Der US-Präsident bleibt vorsichtig, wenn es um Kritik an Irans Vorgehen gegen die Opposition geht. Doch unterstützte er nun öffentlich die friedlichen Proteste

US-Präsident Barack Obama

US-Präsident Barack Obama hat die Drohungen des geistlichen Oberhaupts im Iran, Ajatollah Ali Chamenei, kritisiert. Er sei "sehr besorgt" über Tenor und Ton einiger Äußerungen, sagte Obama am Freitag im Fernsehsender CBS. Die iranische Regierung müsse erkennen, dass die Welt auf sie blicke. "Und wie sie mit den Menschen umgehen, die auf friedliche Weise versuchen, sich Gehör zu verschaffen, wird (...) ein ziemlich klares Signal an die internationale Gemeinschaft darüber aussenden, was der Iran ist – und nicht ist", sagte Obama.

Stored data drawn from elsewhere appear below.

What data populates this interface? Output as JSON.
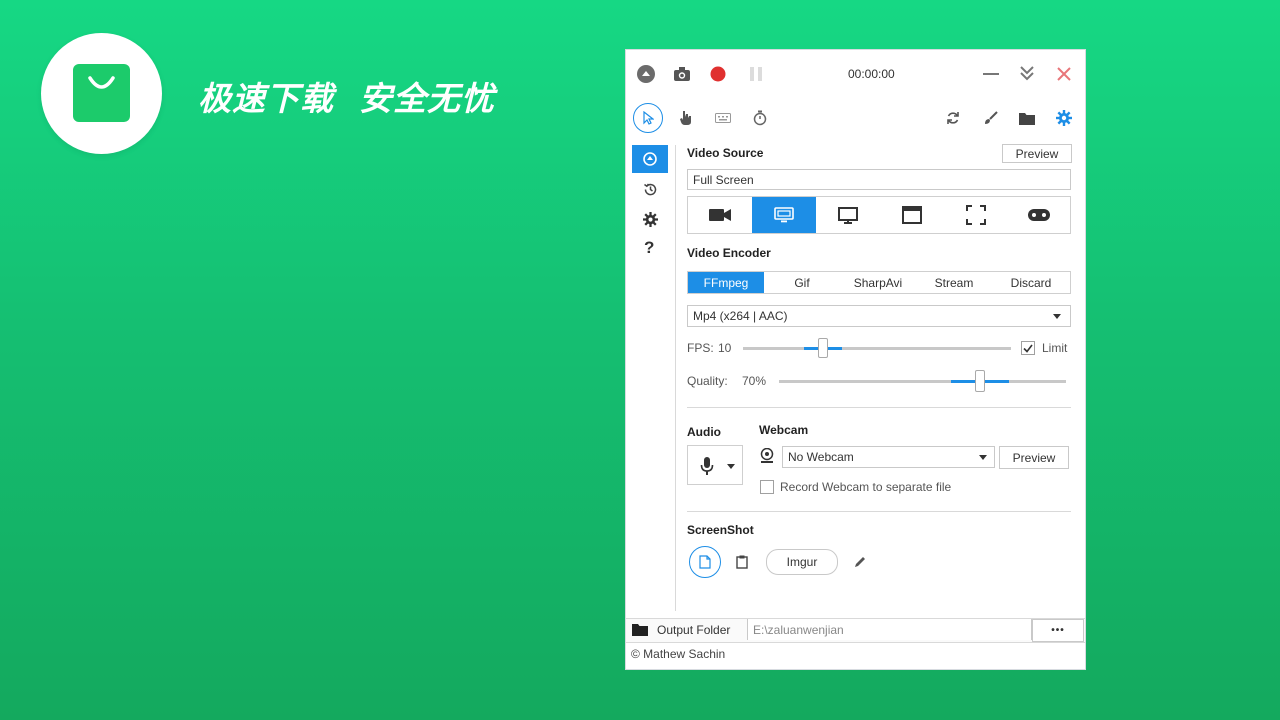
{
  "promo": {
    "slogan": "极速下载  安全无忧",
    "brand_color": "#1ccb6b"
  },
  "titlebar": {
    "timer": "00:00:00",
    "icons": [
      "back-icon",
      "camera-icon",
      "record-icon",
      "pause-icon",
      "minimize-icon",
      "collapse-icon",
      "close-icon"
    ]
  },
  "toolbar": {
    "icons": [
      "pointer-icon",
      "hand-icon",
      "keyboard-icon",
      "timer-icon",
      "refresh-icon",
      "brush-icon",
      "folder-icon",
      "settings-icon"
    ]
  },
  "sidebar": {
    "items": [
      "home-icon",
      "history-icon",
      "settings-icon",
      "help-icon"
    ],
    "help_label": "?"
  },
  "video_source": {
    "title": "Video Source",
    "preview_label": "Preview",
    "value": "Full Screen",
    "sources": [
      "camera-source-icon",
      "screen-source-icon",
      "monitor-source-icon",
      "window-source-icon",
      "region-source-icon",
      "gaming-source-icon"
    ],
    "selected_index": 1
  },
  "video_encoder": {
    "title": "Video Encoder",
    "tabs": [
      "FFmpeg",
      "Gif",
      "SharpAvi",
      "Stream",
      "Discard"
    ],
    "selected_tab": 0,
    "format": "Mp4 (x264 | AAC)",
    "fps_label": "FPS:",
    "fps_value": "10",
    "fps_level": 0.3,
    "limit_label": "Limit",
    "limit_checked": true,
    "quality_label": "Quality:",
    "quality_value": "70%",
    "quality_level": 0.7
  },
  "audio": {
    "title": "Audio"
  },
  "webcam": {
    "title": "Webcam",
    "selected": "No Webcam",
    "preview_label": "Preview",
    "separate_label": "Record Webcam to separate file",
    "separate_checked": false
  },
  "screenshot": {
    "title": "ScreenShot",
    "imgur_label": "Imgur"
  },
  "footer": {
    "output_label": "Output Folder",
    "output_path": "E:\\zaluanwenjian",
    "more_label": "•••",
    "copyright": "© Mathew Sachin"
  },
  "colors": {
    "accent": "#1d8ee6",
    "record": "#e0302f",
    "close": "#e8767a"
  }
}
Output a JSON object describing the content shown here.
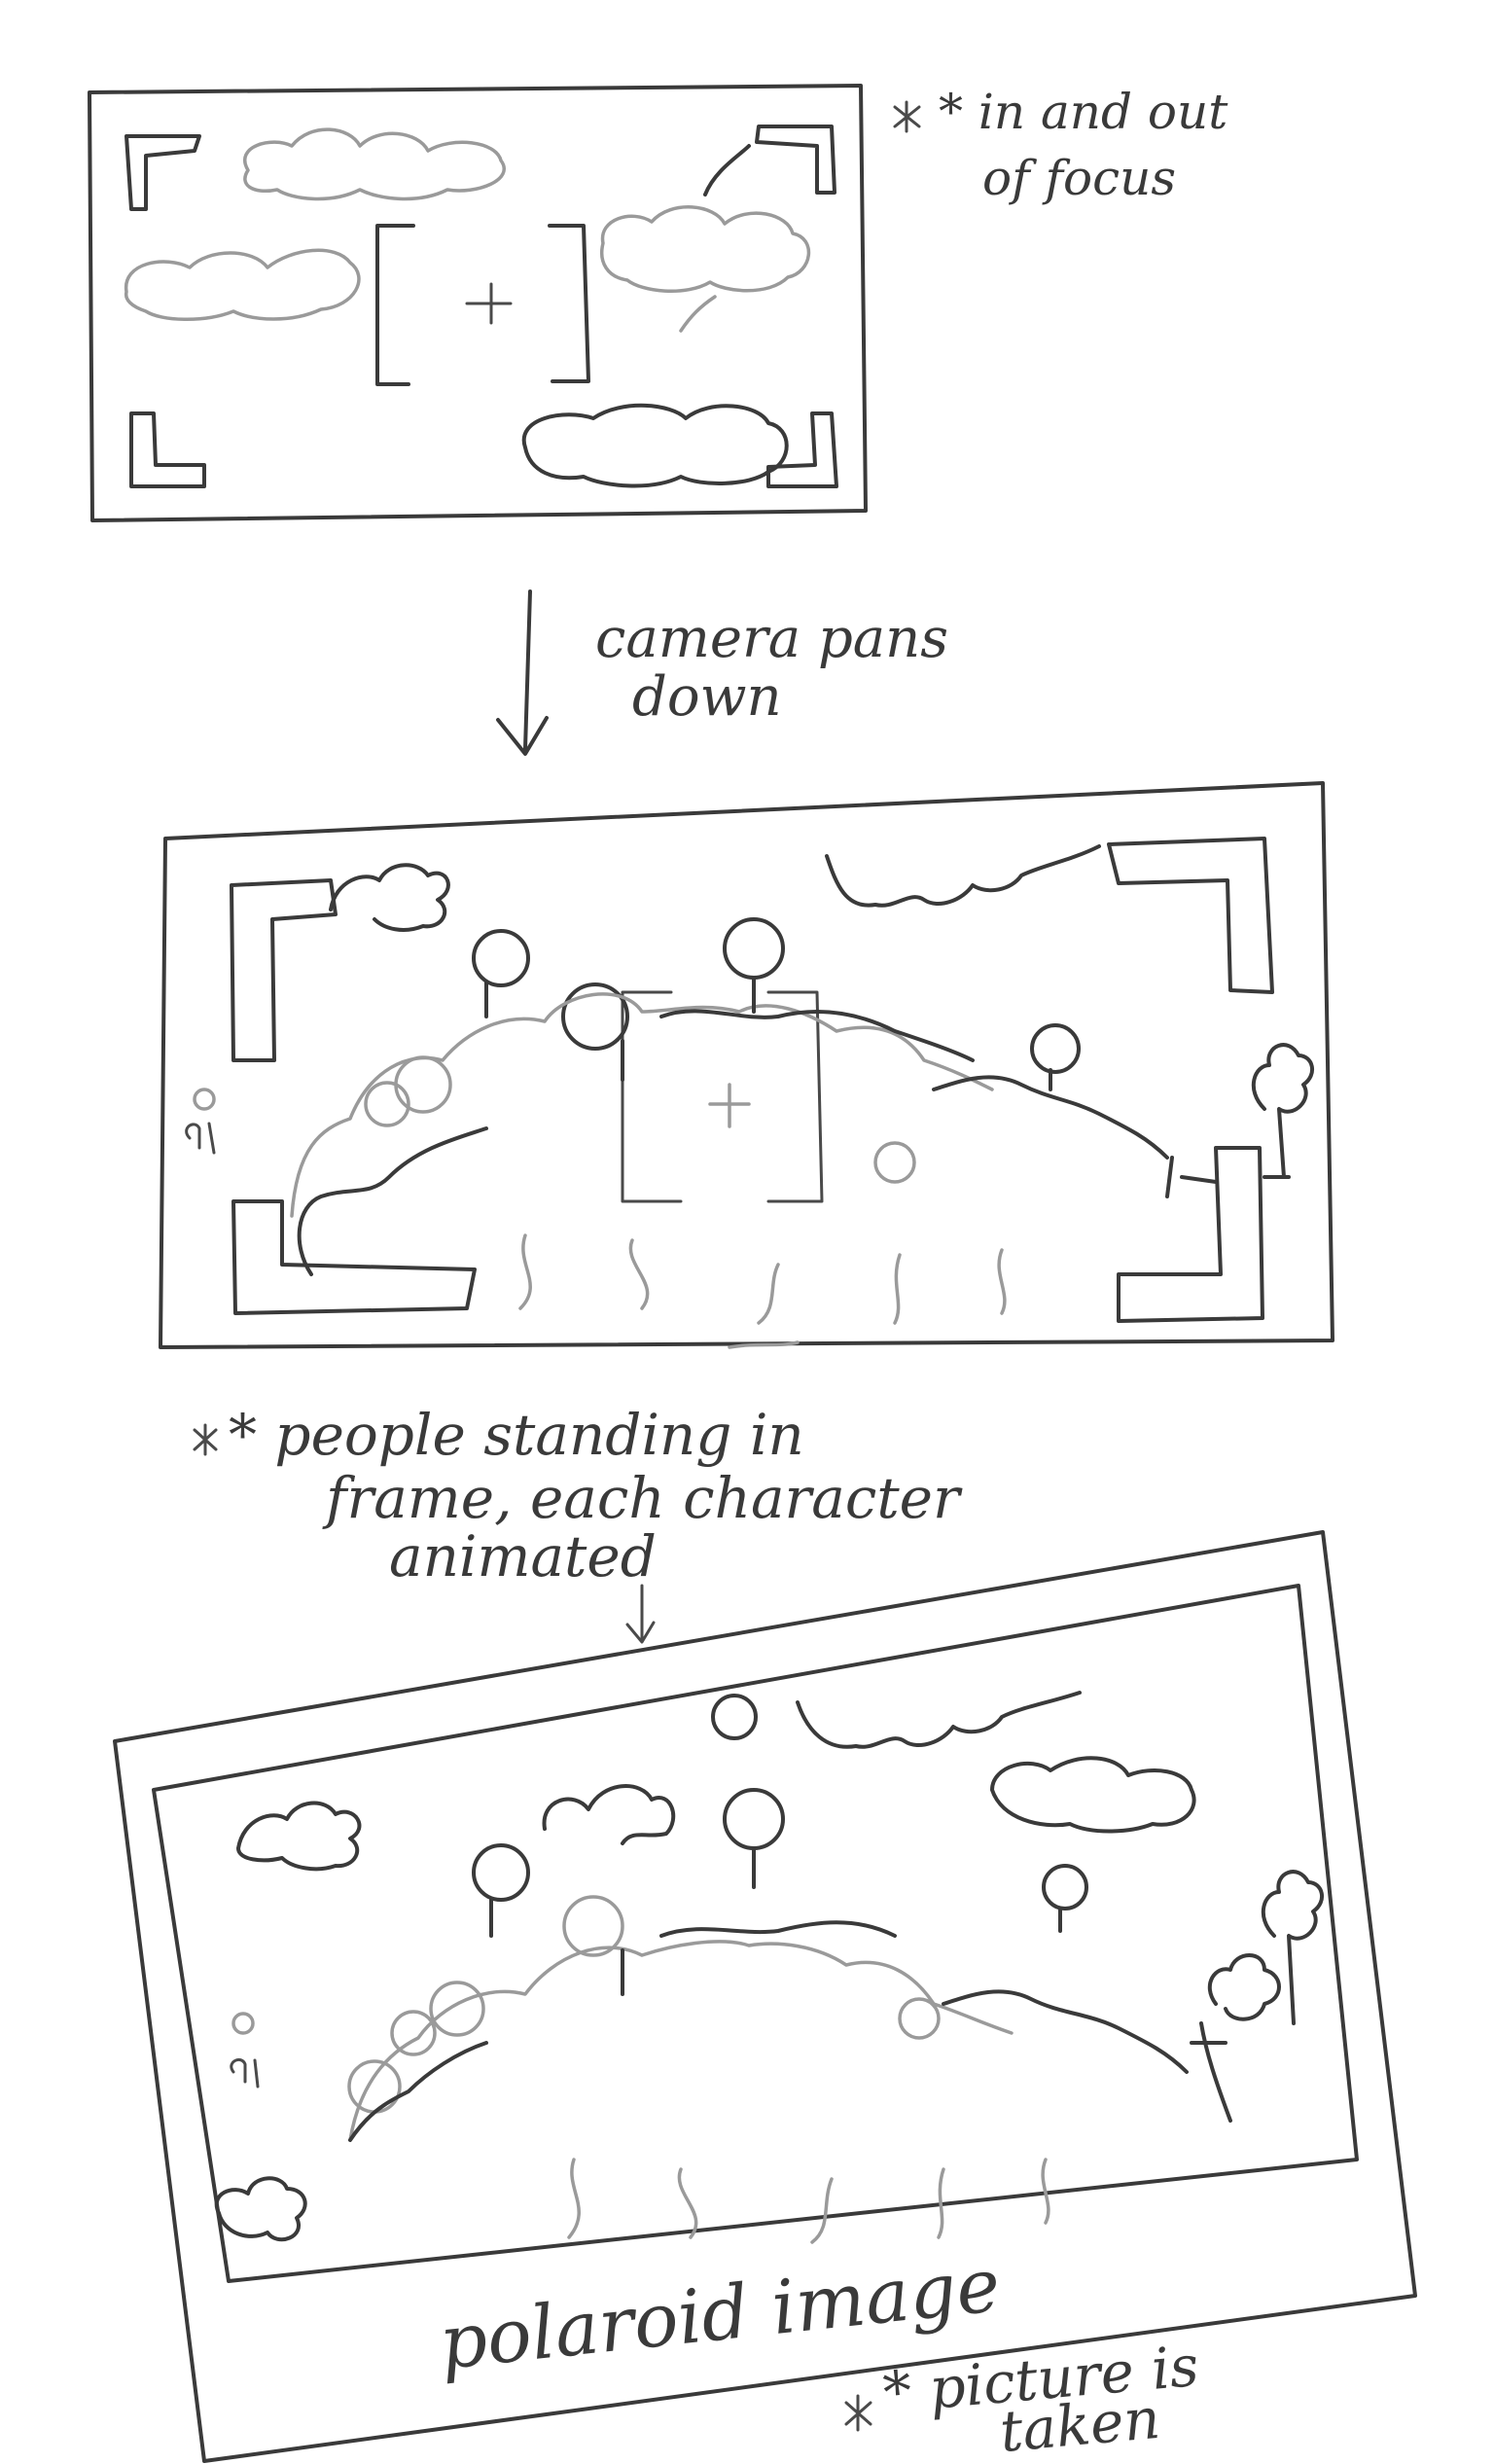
{
  "annotations": {
    "focus_note": [
      "* in and out",
      "of focus"
    ],
    "pan_note": [
      "camera pans",
      "down"
    ],
    "people_note": [
      "* people  standing in",
      "frame, each character",
      "animated"
    ],
    "polaroid_label": "polaroid  image",
    "picture_note": [
      "* picture is",
      "taken"
    ]
  },
  "frames": [
    {
      "id": "frame-1",
      "content": "sky with clouds, viewfinder"
    },
    {
      "id": "frame-2",
      "content": "people in frame, viewfinder"
    },
    {
      "id": "frame-3",
      "content": "polaroid with people"
    }
  ]
}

Er zeigte auch seine Unterstützung für die Demonstranten. Die USA stünden hinter jenen, die "Gerechtigkeit auf friedliche Art und Weise suchen", sagte Obama. "Die Stimme des Volkes" solle gehört werden. Sein Sprecher, Robert Gibbs ergänzte an anderer Stelle, Präsident Obama sei der Ansicht, dass es den Iranern ohne Angst vor Gewalt möglich sein sollte, ihre Meinung zu äußern.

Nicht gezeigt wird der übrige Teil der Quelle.